Tuesday, September 25, 2007

Welcome BMW

What a weekend. I had a garage sale, went to hospital as yet another nephew was born, got only 4 1/2 hours sleep, went to church, went to the Redskins game, cooked a lovely dinner of rolled and stuffed flank stank for some guests. And now I'm pooped...and the work week for me is just beginning. (My work week starts on Tuesdays for those of you who don't know me.)

I handled the new baby well I think. My sister in law really is a sweetheart and she and her husband started trying the same time as us. They got pregnant the 1st time right after I did, and she had a m/c at 11 weeks just shortly after my 1st one. It then took them another year to get pregnant. It's great to see it working out for someone on the other side, and the baby sure is a cutie. His new initals are "BMW" - his nickname will be Beemer. Adorable. I teared up just a tad at one point, but was able to stop the flow thankfully. That was not my moment to steal with everyone thinking "oh no, poor Debby...hope she's handling this ok". It was their moment as it rightly should be, so instead I put on a brave face and was truly happy for the new parents. I just really hope our turn is soon.

In an update on our "turn", today fertility friend is telling me "if you conceived this cycle, your due date would be June 10th" - blah, blah, blah. I'm really not liking being back in the trying game. My 2ww is 1/2 way over and of course just to mess with my head, I had ever so slight spotting yesterday on day 6 to just raise that hope in me that it could be implantation. To not be so aware of all the stupid little things would be great. Ignorance is bliss..unfortunately, I am far from an ignoramus on all this stuff now. And it's not like you can go back and forget the things you've learned.

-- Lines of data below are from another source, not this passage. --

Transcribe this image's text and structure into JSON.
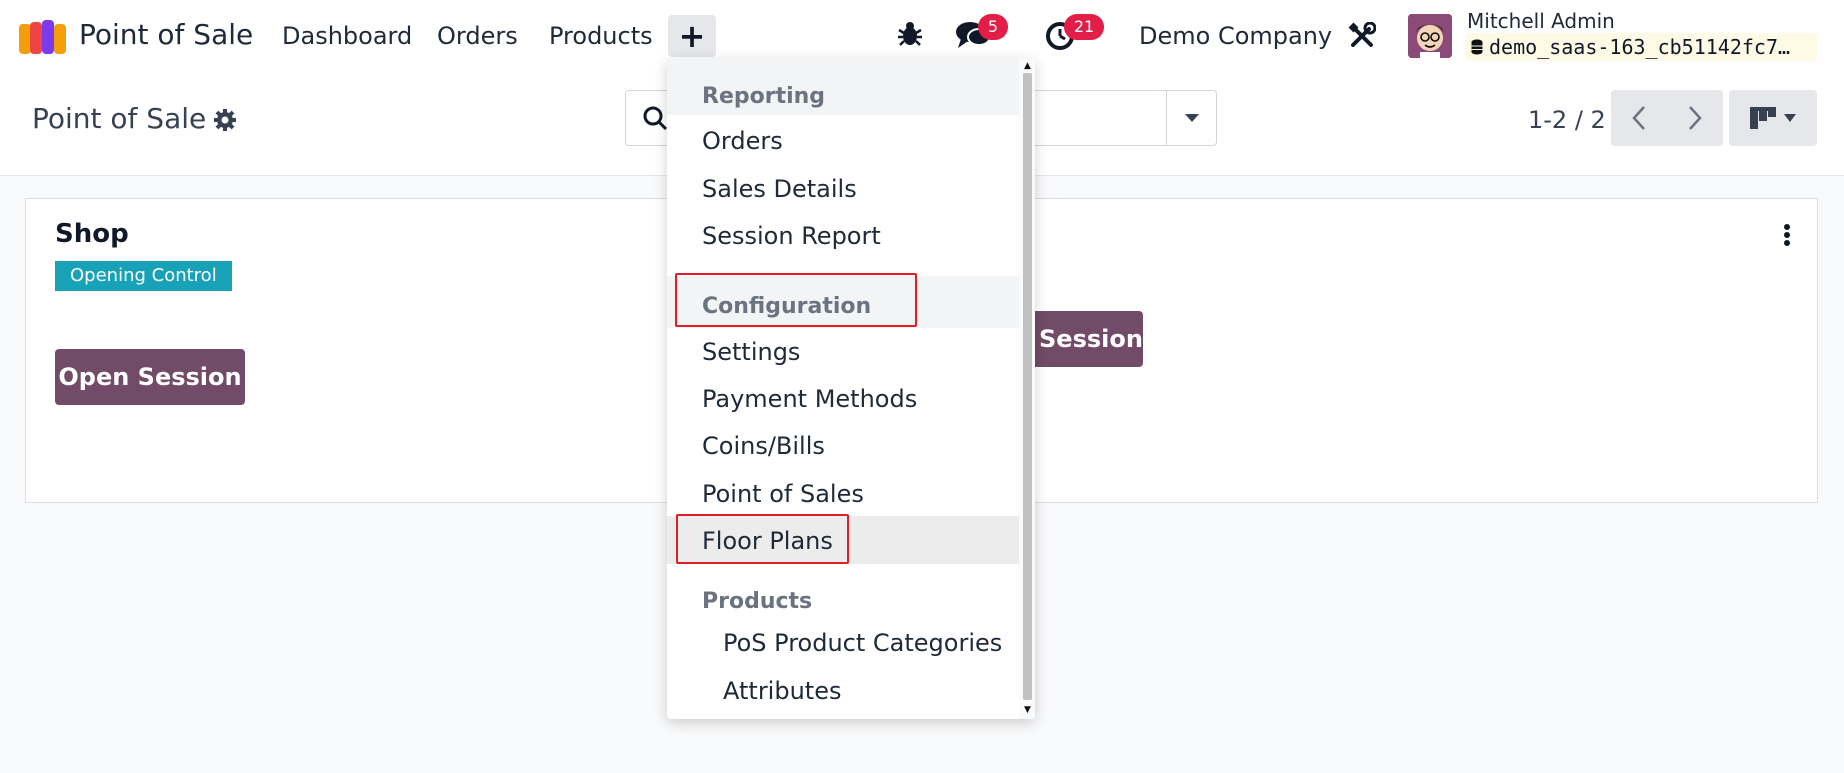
{
  "navbar": {
    "app_title": "Point of Sale",
    "menu": [
      "Dashboard",
      "Orders",
      "Products"
    ],
    "quick_create_symbol": "+",
    "debug_icon": "bug-icon",
    "messages_count": "5",
    "activities_count": "21",
    "company": "Demo Company",
    "user_name": "Mitchell Admin",
    "database": "demo_saas-163_cb51142fc7…"
  },
  "control_panel": {
    "title": "Point of Sale",
    "pager": "1-2 / 2"
  },
  "card": {
    "title": "Shop",
    "status": "Opening Control",
    "primary_action": "Open Session",
    "second_card_action": "Session"
  },
  "dropdown": {
    "sections": [
      {
        "header": "Reporting",
        "items": [
          "Orders",
          "Sales Details",
          "Session Report"
        ]
      },
      {
        "header": "Configuration",
        "items": [
          "Settings",
          "Payment Methods",
          "Coins/Bills",
          "Point of Sales",
          "Floor Plans"
        ]
      },
      {
        "header": "Products",
        "items": [
          "PoS Product Categories",
          "Attributes"
        ]
      }
    ],
    "hovered_item": "Floor Plans",
    "highlighted": [
      "Configuration",
      "Floor Plans"
    ]
  },
  "colors": {
    "brand_purple": "#714b67",
    "badge_red": "#e11d48",
    "status_teal": "#17a2b8",
    "highlight_red": "#e11d28"
  }
}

So for now...if I can just hold off to day 12 to test, I'll feel a sense of accomplishment. I know, I know - day 12 is still early. But, chances are I'll really start at day 10. So day 12 is actually a good goal. I get a little OCD in the late stages of the cycle. I know I'm not alone in this compulsion, which is nice. It's no fun to be a freak on your own. :-)

2 comments:

LJ said...

Though I am a devil stick addict myself, I will shout to you BE STRONG. Step away from the devil sticks.

And beemer, that's cute, in a sick-i-want-my-own-please kinda way.

Katie said...

I can't tell you to stay away from them, because I know that I never will. All I can say is that they really can mess with your head (and have messed with mine too man times to count), so it is best to step away. Step away from the Pee Sticks. And if you can keep away, please give me some ideas on how.